During this period, mosquito-borne encephalitis (sleeping sickness) was a constant threat. On summer nights in Newark, trucks would go through the city streets emitting clouds of insect repellent.
On these same summer nights in our flat, ineffective screens would keep all but the largest and dumbest insects out of our house. When all were in bed, my mother would walk the length of our flat spraying insect repellent while telling all of us to close our eyes. As we lay in bed, you could feel the particles of spray falling on your body.
Once in the theater, we’d find our spot and park the car at just the right angle on the mound that ran the length of the theater to get a perfect view of the screen for everyone. The smaller kids, in their pajamas, would head for the playground and run around till they couldn’t see what they were doing which also indicated that it was time for the movie to begin.
One movie I recall seeing was entitled Macabre. The movie was supposed to be so scary that you were issued a life insurance policy when you entered the drive in. It was good for the length of the movie and if you should be unlucky enough to die of a fright-induced heart attack during the movie you collected, or you next of kin anyway. The movie was a real bomb; the cartoon was scarier. I wondered though what would have happened if someone would have dropped dead of your usual run-of-the-mill heart attacks.
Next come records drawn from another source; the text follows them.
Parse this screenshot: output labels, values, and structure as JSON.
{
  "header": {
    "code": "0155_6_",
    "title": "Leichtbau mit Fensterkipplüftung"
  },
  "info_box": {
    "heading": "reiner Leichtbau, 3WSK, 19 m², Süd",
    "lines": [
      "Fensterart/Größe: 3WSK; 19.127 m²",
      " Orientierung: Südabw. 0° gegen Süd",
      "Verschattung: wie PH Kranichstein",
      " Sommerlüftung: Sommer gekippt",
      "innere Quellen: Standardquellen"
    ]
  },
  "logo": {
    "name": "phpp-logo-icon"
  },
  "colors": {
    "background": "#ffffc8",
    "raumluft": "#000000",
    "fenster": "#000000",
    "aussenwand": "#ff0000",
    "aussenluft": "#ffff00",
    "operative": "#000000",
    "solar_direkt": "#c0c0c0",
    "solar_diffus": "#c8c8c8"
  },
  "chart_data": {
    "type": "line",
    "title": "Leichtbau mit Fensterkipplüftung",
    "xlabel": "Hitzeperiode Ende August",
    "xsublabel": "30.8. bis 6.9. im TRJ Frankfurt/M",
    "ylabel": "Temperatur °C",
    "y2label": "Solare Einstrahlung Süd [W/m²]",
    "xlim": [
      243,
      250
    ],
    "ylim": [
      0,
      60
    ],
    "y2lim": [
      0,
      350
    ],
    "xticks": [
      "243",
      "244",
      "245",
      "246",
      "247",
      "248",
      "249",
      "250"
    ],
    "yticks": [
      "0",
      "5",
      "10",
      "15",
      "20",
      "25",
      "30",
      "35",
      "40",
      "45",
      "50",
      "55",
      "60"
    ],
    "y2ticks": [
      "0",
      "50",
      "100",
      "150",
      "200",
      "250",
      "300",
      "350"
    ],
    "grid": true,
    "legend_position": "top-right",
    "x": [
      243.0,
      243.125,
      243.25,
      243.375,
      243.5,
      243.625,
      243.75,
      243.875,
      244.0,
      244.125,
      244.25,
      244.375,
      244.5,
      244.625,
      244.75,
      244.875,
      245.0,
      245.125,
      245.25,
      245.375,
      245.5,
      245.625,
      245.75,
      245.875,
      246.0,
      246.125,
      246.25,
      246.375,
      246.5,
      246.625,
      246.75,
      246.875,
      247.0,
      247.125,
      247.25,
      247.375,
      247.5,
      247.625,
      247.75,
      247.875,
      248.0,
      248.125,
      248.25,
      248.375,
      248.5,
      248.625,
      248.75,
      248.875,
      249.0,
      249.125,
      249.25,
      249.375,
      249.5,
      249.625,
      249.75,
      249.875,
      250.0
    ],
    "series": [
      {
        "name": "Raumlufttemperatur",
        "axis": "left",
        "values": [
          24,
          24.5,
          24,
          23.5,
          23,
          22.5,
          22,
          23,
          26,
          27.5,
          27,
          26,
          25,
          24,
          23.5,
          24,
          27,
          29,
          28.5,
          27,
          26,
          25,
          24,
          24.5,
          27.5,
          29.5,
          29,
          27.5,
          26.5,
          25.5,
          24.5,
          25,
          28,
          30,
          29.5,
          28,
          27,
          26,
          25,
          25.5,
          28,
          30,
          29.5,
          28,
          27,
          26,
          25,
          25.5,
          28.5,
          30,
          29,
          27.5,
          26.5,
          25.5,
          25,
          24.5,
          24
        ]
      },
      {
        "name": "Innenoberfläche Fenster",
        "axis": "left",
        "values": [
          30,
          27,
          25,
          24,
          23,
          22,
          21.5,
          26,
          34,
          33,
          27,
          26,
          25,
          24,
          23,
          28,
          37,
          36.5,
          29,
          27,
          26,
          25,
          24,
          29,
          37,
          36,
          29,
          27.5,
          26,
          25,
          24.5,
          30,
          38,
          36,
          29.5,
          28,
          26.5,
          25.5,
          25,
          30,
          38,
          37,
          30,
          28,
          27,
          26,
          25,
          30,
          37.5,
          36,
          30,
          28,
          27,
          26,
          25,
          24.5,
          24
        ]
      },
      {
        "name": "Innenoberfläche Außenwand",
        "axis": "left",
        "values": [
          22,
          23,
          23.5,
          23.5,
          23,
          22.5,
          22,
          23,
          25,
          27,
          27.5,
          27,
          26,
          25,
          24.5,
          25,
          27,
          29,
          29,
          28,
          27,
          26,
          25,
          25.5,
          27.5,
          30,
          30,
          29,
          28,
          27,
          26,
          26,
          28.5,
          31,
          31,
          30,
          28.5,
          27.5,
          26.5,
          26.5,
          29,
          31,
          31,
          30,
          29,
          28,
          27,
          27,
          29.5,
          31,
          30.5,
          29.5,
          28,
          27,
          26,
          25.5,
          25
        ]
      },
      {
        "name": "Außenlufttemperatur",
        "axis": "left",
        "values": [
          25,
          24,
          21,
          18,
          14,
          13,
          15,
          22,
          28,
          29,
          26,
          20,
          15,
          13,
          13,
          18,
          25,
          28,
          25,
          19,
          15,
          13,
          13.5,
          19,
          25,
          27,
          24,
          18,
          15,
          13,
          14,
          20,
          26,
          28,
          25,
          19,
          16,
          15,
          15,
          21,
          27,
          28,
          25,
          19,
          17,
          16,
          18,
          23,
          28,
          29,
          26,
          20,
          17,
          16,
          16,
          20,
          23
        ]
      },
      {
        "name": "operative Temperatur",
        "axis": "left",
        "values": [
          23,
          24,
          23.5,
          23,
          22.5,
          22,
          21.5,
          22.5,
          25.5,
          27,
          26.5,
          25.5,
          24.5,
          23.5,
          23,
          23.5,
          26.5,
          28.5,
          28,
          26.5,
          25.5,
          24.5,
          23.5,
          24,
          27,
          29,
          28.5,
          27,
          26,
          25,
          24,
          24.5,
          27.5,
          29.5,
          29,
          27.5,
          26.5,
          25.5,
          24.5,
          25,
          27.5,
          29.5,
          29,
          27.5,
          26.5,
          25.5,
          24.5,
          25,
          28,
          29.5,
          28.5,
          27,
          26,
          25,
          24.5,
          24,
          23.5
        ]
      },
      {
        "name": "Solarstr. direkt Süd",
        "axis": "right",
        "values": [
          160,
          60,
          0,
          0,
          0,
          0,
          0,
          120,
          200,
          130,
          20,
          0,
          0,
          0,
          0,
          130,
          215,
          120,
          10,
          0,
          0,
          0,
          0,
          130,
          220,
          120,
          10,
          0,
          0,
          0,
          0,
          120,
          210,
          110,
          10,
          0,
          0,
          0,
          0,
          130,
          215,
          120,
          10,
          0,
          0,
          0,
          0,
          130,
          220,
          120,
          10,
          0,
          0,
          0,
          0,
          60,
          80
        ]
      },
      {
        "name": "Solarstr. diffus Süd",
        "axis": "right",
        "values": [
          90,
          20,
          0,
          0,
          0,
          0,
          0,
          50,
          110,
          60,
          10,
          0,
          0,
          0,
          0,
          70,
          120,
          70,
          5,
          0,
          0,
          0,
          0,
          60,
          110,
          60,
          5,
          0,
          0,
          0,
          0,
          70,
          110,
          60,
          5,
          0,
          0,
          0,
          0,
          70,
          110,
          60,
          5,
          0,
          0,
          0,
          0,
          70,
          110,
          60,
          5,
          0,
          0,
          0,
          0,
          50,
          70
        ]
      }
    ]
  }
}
There was always an intermission between movies, time to advertise the goodies available at the snack bar. The screen would be full of dancing hot dogs and talking cups of soda all counting down the fifteen minutes till the next show. The audience was your typical Newark crowd, the women in their smocks and the dads in their handlebar tee shirts. They thrived on meat and potatoes, with hot dogs and sodas would be your typical snack. But one snack that was advertised every time I went to the drive in was Flavo Shrimp Rolls. The only place you could buy a Flavo Shrimp Roll was at the drive in, they did not exist outside their gates. I’m sure you could get other shrimp rolls someplace else in Newark, maybe in the small China Town on Mulberry Street, but I don’t think your typical Newark crowd ate many shrimp rolls. But up there on the screen, after the hot dogs had danced off you could see the cartoon characters lining up for their Flavo Shrimp Rolls. I think we actually bought one once, only once. It was a deep-fried affair running in grease. I would wonder who looked at the crowd coming into the drive in and said to himself, “These people will buy up Flavo Shrimp Rolls like there’s no tomorrow.”
The Newark Drive In is gone now, long gone. Last I heard, a movie theater stands where the drive in once existed. And I’m sure with the demise of the drive in went the opportunity for anyone to buy a Flavo Shrimp Roll.